Veteran is Presented With Her Medals Nearly 70 Years Later.

Image via NJ.com
(Image via NJ.com/Marvin Johnson)


In 1943, Elizabeth Johnson made a decision that was especially rare for black women at her time. Johnson, who grew up in poverty in Atlanta as one of 15 siblings, decided to join the Women’s Army Corps. She was trained at Fort Devens in Massachusetts and then relocated to Fort Dix in New Jersey, where she cared for injured soldiers returning from the war.
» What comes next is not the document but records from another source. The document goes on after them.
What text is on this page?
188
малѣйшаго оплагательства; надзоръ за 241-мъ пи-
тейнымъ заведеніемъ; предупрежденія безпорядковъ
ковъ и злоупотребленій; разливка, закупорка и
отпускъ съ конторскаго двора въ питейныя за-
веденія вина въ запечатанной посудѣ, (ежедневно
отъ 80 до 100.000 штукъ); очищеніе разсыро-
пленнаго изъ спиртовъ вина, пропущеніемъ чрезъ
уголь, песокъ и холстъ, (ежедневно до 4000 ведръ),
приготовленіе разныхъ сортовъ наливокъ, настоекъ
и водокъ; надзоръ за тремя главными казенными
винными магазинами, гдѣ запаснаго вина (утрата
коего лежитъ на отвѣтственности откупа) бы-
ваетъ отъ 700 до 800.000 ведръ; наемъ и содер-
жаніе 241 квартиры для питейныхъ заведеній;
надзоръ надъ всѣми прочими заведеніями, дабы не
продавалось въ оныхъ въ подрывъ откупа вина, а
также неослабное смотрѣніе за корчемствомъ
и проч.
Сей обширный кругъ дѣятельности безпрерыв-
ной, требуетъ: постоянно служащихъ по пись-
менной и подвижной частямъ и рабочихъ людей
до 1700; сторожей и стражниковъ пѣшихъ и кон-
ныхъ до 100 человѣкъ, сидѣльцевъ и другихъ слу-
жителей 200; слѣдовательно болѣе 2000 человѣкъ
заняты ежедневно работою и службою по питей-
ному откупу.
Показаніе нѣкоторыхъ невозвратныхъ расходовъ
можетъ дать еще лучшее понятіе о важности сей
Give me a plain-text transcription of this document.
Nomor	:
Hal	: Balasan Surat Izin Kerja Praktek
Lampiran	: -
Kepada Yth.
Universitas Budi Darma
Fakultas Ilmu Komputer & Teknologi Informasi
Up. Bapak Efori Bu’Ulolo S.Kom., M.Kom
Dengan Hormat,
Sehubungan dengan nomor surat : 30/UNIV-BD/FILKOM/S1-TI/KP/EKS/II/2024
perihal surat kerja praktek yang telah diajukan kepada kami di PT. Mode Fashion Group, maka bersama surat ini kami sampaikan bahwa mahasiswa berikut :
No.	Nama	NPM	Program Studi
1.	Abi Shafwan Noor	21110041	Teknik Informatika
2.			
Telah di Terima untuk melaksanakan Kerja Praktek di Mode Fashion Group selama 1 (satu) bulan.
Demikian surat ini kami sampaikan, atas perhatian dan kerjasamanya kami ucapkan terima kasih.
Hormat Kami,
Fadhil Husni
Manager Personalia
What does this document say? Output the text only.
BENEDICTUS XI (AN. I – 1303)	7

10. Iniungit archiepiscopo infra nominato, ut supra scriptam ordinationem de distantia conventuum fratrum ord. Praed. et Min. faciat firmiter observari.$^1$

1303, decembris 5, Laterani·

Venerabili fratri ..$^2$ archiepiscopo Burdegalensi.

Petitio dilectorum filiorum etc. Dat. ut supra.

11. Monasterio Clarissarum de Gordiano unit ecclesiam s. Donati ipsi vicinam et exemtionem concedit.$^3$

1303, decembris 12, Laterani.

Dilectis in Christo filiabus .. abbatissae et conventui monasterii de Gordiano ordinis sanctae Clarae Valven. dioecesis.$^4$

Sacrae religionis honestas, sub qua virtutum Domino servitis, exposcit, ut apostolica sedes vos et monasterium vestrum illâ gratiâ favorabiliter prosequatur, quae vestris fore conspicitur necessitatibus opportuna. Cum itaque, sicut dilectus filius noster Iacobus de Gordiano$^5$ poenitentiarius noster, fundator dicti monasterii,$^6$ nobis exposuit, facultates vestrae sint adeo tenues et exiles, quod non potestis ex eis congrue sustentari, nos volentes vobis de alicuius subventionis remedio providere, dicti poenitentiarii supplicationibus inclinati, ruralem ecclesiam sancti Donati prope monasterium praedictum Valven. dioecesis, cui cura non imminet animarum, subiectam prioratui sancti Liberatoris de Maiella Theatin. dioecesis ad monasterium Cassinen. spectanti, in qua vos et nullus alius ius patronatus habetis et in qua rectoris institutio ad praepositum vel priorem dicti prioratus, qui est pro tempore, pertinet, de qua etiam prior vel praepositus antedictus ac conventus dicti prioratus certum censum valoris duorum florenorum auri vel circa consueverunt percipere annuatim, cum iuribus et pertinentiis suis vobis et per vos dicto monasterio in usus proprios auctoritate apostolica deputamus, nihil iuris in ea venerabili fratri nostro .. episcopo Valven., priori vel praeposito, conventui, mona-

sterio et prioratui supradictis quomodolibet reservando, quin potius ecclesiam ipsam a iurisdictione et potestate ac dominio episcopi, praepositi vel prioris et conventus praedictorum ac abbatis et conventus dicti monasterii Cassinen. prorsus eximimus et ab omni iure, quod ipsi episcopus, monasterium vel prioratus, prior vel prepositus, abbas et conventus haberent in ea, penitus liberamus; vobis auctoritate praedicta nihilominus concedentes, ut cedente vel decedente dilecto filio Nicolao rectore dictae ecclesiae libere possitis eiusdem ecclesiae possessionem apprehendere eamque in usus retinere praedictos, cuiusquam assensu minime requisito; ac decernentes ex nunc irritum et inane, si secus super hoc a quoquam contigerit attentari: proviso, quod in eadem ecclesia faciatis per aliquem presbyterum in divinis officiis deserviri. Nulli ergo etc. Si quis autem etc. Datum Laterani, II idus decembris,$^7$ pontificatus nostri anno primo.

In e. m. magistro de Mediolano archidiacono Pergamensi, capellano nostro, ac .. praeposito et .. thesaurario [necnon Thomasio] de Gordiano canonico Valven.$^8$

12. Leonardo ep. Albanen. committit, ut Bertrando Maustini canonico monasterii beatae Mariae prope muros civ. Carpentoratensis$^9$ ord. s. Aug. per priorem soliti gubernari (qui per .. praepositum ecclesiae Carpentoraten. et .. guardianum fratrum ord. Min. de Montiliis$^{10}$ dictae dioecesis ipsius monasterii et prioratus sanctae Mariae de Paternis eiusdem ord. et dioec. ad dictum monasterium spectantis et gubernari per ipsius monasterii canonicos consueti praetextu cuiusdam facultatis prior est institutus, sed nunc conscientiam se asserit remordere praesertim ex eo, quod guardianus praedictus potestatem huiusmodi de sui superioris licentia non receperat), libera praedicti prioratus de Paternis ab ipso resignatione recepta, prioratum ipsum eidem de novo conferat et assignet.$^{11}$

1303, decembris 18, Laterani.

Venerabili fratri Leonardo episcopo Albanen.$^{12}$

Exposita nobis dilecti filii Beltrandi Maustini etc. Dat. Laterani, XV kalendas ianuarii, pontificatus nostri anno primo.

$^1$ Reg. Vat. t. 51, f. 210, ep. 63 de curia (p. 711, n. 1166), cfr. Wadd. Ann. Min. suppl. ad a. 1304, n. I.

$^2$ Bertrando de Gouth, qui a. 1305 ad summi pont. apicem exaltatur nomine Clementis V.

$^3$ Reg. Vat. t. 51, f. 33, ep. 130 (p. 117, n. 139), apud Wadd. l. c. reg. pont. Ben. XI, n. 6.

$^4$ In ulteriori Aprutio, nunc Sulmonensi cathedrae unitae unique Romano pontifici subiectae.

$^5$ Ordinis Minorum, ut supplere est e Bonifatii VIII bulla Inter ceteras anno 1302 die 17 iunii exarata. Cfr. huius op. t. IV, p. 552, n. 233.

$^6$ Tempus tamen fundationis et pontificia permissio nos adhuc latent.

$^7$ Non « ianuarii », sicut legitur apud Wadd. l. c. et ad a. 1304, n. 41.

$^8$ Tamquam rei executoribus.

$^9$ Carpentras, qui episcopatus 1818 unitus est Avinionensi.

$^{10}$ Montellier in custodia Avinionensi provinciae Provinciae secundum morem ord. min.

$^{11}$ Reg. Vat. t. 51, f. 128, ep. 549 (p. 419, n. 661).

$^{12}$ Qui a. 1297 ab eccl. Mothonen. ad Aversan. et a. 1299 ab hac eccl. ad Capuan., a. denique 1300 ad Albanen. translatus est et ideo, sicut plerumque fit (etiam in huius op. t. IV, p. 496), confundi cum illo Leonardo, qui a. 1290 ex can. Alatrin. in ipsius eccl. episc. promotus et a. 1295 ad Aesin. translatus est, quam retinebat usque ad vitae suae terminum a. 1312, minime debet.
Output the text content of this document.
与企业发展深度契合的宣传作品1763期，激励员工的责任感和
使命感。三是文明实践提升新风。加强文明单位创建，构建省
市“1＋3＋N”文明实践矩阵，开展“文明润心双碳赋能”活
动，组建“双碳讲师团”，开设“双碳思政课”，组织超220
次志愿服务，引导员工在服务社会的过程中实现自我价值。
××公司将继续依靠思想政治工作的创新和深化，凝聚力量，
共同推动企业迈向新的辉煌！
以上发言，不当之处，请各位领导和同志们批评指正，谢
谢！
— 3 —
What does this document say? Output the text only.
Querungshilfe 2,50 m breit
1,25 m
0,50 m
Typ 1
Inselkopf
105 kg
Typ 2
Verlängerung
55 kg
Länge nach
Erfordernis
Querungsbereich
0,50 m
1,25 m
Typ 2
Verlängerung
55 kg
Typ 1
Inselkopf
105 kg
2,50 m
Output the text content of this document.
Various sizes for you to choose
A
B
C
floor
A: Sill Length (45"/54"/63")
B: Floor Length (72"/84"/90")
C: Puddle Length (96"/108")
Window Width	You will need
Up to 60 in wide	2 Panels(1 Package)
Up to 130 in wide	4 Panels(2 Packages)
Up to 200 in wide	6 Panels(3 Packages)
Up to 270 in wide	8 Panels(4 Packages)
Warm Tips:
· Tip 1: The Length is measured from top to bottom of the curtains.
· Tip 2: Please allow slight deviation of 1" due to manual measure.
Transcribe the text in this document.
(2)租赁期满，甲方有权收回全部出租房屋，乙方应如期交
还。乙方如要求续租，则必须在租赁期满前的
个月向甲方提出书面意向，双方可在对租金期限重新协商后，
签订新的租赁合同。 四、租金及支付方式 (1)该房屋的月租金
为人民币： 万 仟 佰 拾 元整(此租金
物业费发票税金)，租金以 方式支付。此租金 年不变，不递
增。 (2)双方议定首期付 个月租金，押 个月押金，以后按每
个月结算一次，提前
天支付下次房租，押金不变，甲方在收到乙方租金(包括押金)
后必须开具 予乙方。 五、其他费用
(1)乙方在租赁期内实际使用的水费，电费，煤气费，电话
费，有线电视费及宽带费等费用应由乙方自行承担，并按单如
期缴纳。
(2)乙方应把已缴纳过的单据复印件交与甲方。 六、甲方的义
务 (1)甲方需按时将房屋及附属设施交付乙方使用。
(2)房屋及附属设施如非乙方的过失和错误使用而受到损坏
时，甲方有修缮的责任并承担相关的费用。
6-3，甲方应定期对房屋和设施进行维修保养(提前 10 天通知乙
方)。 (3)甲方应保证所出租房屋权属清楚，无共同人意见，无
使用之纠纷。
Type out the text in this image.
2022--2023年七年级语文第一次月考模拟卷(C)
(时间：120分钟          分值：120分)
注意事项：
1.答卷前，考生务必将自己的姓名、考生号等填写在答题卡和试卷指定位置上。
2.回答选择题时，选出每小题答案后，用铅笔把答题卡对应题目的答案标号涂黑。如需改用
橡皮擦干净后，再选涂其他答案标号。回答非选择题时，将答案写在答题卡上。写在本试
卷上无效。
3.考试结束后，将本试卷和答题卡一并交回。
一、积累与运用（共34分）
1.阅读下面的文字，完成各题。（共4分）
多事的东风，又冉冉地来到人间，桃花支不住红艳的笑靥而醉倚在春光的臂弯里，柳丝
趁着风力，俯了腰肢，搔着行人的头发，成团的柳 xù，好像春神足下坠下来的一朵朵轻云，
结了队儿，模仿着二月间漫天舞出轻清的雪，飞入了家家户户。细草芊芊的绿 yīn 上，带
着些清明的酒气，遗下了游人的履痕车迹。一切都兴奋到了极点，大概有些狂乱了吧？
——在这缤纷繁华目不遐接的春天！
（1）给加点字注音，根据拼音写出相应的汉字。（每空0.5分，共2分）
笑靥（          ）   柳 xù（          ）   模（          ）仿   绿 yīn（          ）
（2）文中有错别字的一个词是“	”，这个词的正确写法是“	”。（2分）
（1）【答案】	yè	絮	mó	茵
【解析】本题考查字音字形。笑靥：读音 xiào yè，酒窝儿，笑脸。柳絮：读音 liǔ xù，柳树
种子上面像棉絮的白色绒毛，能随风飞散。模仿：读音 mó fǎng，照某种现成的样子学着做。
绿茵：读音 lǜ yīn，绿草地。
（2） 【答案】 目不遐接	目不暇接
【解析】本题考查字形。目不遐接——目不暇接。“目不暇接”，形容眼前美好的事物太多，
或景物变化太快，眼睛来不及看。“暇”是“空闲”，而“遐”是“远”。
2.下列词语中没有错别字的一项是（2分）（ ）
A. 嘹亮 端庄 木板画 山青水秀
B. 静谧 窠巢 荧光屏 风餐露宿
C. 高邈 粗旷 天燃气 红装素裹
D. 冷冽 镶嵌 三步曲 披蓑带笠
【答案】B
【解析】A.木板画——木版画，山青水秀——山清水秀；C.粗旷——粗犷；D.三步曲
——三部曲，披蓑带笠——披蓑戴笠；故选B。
In 1946 Elizabeth Johnson was honorably discharged and presented with medals for her service. Over the years, she rarely spoke of her service, most likely due to poor treatment she received as a black woman. “I could tell that she was subject to a lot of bad treatment,” her son Marvin John tells NJ.com. When, a Mercer County Prosecutor’s Office agent, recently came across her service papers, the memory of Elizabeth’s time serving the United States was revived. After Marvin Johnson realized that his mother’s medals were missing, he reached out to the U.S. Department of Veterans Affairs, which was able to send replacements.

He presented the four medals to his mother, now 94, at the hospital she has been staying in for the past few weeks since falling ill. Elizabeth Johnson cried tears of joy at the sight of the formerly lost medals.